"In der Türkei besteht die Gefahr einer Diktatur"

Stand: 27.06.2016, 18:00 Uhr

Can Dündar ist zum Symbol für die gefährdete Pressefreiheit in der Türkei geworden. Als Chef einer regierungskritischen Zeitung wurde er festgenommen, der Spionage angeklagt und zu fünf Jahren Haft verurteilt. Asli Sevindim hat ihn getroffen. 5 Minuten mit Can Dündar...

Das Interview von Aktuelle-Stunde-Moderatorin Asli Sevindim mit Can Dündar mit deutscher Übersetzung:

Das Interview im türkischen Originalton:

Kaum jemand ist in den vergangenen Monaten so sehr zum Symbol für die mangelhafte Pressefreiheit in der Türkei geworden, wie der Journalist Can Dündar. Der Chefredakteur der links-intellektuellen Zeitung Cumhuriyet hatte über angebliche Waffenlieferungen der Türkei an Extremisten in Syrien berichtet. Can Dündar wurde deshalb zu mehr als fünf Jahren Gefängnis verurteilt. Zurzeit läuft seine Berufung. Trotzdem will er seine Arbeit möglichst unbeirrt fortsetzen: "Wir führen einen Freiheitskampf im Namen eines Landes im Namen eines Volkes. Wer sich im Kampf befindet, spürt keine Angst." Asli Sevindim hat ihn am Rande des Literatürk-Festivals in Essen getroffen

"Wer im Gefängnis sitzt, kann ein Problem sein"

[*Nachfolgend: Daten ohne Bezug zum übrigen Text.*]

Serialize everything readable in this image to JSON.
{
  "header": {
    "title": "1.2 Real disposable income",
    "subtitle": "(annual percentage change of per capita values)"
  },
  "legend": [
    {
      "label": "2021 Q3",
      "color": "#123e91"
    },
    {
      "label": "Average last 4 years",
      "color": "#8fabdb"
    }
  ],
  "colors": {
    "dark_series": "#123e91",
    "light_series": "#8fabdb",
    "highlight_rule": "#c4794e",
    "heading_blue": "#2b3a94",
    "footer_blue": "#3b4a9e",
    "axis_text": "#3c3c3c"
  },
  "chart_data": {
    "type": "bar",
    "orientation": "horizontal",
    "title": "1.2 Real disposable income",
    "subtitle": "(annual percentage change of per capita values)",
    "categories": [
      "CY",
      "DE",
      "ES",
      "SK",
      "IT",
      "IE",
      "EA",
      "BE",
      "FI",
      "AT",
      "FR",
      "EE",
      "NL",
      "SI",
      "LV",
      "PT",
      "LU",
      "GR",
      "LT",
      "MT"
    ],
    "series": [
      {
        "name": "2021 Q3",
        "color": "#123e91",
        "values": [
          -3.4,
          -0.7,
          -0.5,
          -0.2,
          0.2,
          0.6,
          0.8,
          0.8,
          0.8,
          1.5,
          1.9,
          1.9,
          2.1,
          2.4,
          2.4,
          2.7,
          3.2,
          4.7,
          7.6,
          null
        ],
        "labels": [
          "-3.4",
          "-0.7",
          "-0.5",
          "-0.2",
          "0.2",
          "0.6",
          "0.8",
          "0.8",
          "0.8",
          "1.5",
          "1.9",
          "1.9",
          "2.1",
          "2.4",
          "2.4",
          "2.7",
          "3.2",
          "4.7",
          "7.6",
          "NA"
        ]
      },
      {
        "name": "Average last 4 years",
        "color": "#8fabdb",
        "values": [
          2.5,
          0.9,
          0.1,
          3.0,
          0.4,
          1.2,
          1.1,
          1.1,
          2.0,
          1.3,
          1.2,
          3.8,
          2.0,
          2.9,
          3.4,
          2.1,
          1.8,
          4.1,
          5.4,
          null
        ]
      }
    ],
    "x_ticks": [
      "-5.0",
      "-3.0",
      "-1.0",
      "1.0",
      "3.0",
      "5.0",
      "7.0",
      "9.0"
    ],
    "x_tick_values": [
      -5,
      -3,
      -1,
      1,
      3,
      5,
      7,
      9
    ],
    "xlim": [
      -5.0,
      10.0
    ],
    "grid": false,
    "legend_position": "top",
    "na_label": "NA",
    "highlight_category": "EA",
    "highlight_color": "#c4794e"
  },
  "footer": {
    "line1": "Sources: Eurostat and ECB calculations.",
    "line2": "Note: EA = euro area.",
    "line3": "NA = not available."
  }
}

Das Kuriose: Can Dündar konnte die Türkei, seine Heimat trotz des Urteils verlassen. Sein Pass wurde ihm ausgehändigt. Aber er möchte nicht weg aus der Türkei, so leicht werde man ihn nicht los, sagt der Journalist. "Auch wer im Gefängnis sitzt, kann ein Problem für die Regierung sein." Das möchte Dündar weiter sein, denn Präsident Erdogan sei Widerspruch nicht gewöhnt, möchte die Demokratie abschaffen: "Ich denke, dass er die Türkei ganz schnell zu einem Einparteiensystem treiben will. In der Türkei besteht die Gefahr einer Diktatur."

"Wir müssen unsere Freiheiten und Rechte schützen"

Die Europäische Union trage daran eine Mitschuld: "Wenn sie mit einer solch undemokratischen Regierung so viele Verhandlungen führen, damit sie die Flüchtlinge im eigenen Land behält, dann tragen sie mit dazu bei, dass dort ein Diktator geschaffen wird." Gegen diese Entwicklung kämpft nicht nur Can Dündar: Er fordert die Solidarität der Freunde im Westen und eine Unterstützung der Erdogan-Gegner: "Wir müssen die Gesellschaft umarmen, alle zusammen bringen und ihnen die Ruhe geben, die sie so sehr brauchen. Wir müssen unsere Freiheiten und Rechte schützen."